她看了我一眼,笑了笑。那个笑很勉强,嘴角往上提了一下就收回去了。

我端着水杯回了卧室。

关上门,我靠在门板上,心跳得很快。

"钱的事你别急,我在想办法。"

方泽明在外面出了什么事?跟钱有关?婆婆知道?方泽远也知道?

他们全家都在瞒我?

那天晚上我躺在床上,看着天花板。旁边方泽远已经睡着了,呼吸很均匀。

我忽然想起一件事。

我们家的存款账户——是我和方泽远联名开的。孩子出生以后我们往里存了八十万,说是给孩子将来读书用的。那张卡放在我梳妆台的抽屉里。

可我已经很久没有打开那个抽屉了。

月子里的日子像温水煮青蛙。水温一度一度地升高,你泡在里面,不知道什么时候就熟了。

而我现在,开始觉得烫了。

产后第二十三天。上午。

方泽远上班去了。婆婆出去买菜了。孩子刚吃完奶,睡着了。

家里很安静。

我坐在梳妆台前,打开了那个抽屉。

银行卡还在。白色的卡面,上面印着"联名储蓄"四个字。

我拿起手机,打开银行APP,输入卡号和密码。

加载了两三秒钟。

余额出来了。

三十一万二千四。

我以为自己看错了。

又看了一遍。

三十一万。

不是八十万。

差了将近五十万。

我的手开始发抖。

我点开了交易明细。

一笔一笔地翻。大部分是正常的存取记录——每个月我们俩各转一笔进去,雷打不动。

我转两千,方泽远转三千。

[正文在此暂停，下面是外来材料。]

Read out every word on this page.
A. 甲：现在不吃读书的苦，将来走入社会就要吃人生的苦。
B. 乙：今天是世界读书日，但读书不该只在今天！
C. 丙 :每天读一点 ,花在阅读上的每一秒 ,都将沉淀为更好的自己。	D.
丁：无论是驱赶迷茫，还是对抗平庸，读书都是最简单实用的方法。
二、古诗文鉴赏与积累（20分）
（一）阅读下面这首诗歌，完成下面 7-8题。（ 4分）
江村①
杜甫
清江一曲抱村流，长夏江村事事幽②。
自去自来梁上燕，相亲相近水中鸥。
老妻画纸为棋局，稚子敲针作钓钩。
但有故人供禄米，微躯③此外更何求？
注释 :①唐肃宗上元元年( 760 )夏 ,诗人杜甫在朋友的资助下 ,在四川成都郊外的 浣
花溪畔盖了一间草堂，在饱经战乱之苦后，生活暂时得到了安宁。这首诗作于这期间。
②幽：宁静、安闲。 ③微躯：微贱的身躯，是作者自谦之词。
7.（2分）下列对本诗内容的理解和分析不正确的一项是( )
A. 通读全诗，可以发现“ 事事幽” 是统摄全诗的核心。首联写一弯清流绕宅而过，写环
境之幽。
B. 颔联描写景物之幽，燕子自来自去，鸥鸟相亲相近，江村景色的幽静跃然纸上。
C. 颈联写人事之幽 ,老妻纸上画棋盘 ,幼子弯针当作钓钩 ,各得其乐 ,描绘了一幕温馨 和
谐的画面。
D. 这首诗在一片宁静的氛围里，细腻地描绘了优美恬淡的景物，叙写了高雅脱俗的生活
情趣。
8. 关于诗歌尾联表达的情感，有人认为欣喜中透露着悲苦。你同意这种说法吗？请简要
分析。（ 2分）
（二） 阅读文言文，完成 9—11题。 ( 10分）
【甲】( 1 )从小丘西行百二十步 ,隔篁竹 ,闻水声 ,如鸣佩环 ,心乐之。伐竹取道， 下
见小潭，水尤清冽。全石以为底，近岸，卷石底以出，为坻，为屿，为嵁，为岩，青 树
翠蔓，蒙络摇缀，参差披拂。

逢年过节有额外的存入。

可在三个月前——也就是我怀孕七个月的时候——有一笔大额转出。

四十九万八千。

收款方是一个陌生账号。转账操作人:方泽远。

联名账户,任何一方都可以操作。

四十九万八千。他把能转的都转了。账户里只剩下三十一万出头。

我坐在梳妆台前,看着手机屏幕上那个数字。

手一直在抖。但脑子很清醒。

我没有哭。也没有叫。我就那么坐着,把这件事从头到尾想了一遍。

婆婆的叹气。方泽远的皱眉。半夜的沉默电话。阳台上的低声通话。

婆婆手机里那条"钱的事你别急"。婆婆和方泽远交换的眼神。婆婆那句"你受委屈了"。

所有的碎片在这一刻拼到了一起。

这个家里,所有人都在瞒着我。婆婆知道,方泽远知道,连那个在外地的小叔子也知道。只有我一个人被蒙在鼓里。

我想了很久。从中午坐到下午。婆婆买菜回来做饭,叫我吃饭,我说"不饿"。

方泽远下班回来,看我脸色不对,问了一句"怎么了"。我说"没事"。

那天晚上我躺在床上,做了一个决定。

这日子不过了。明天就搬走。

我拿起手机,开始查附近的酒店。

可还没等我查完,就听到了动静——方泽远起来了。他轻手轻脚地下了床,出了卧室。

我以为他去上厕所。

可他没有去厕所。他去了婆婆的房间。

门没有关严。留了一条缝。

我鬼使神差地起来了。光着脚,走到走廊上。

婆婆房间里有灯光。有说话声。

"妈,你能不能别再叹了?"方泽远的声音压得很低,但语气很急,"你这样下去,念秋迟早会起疑心。"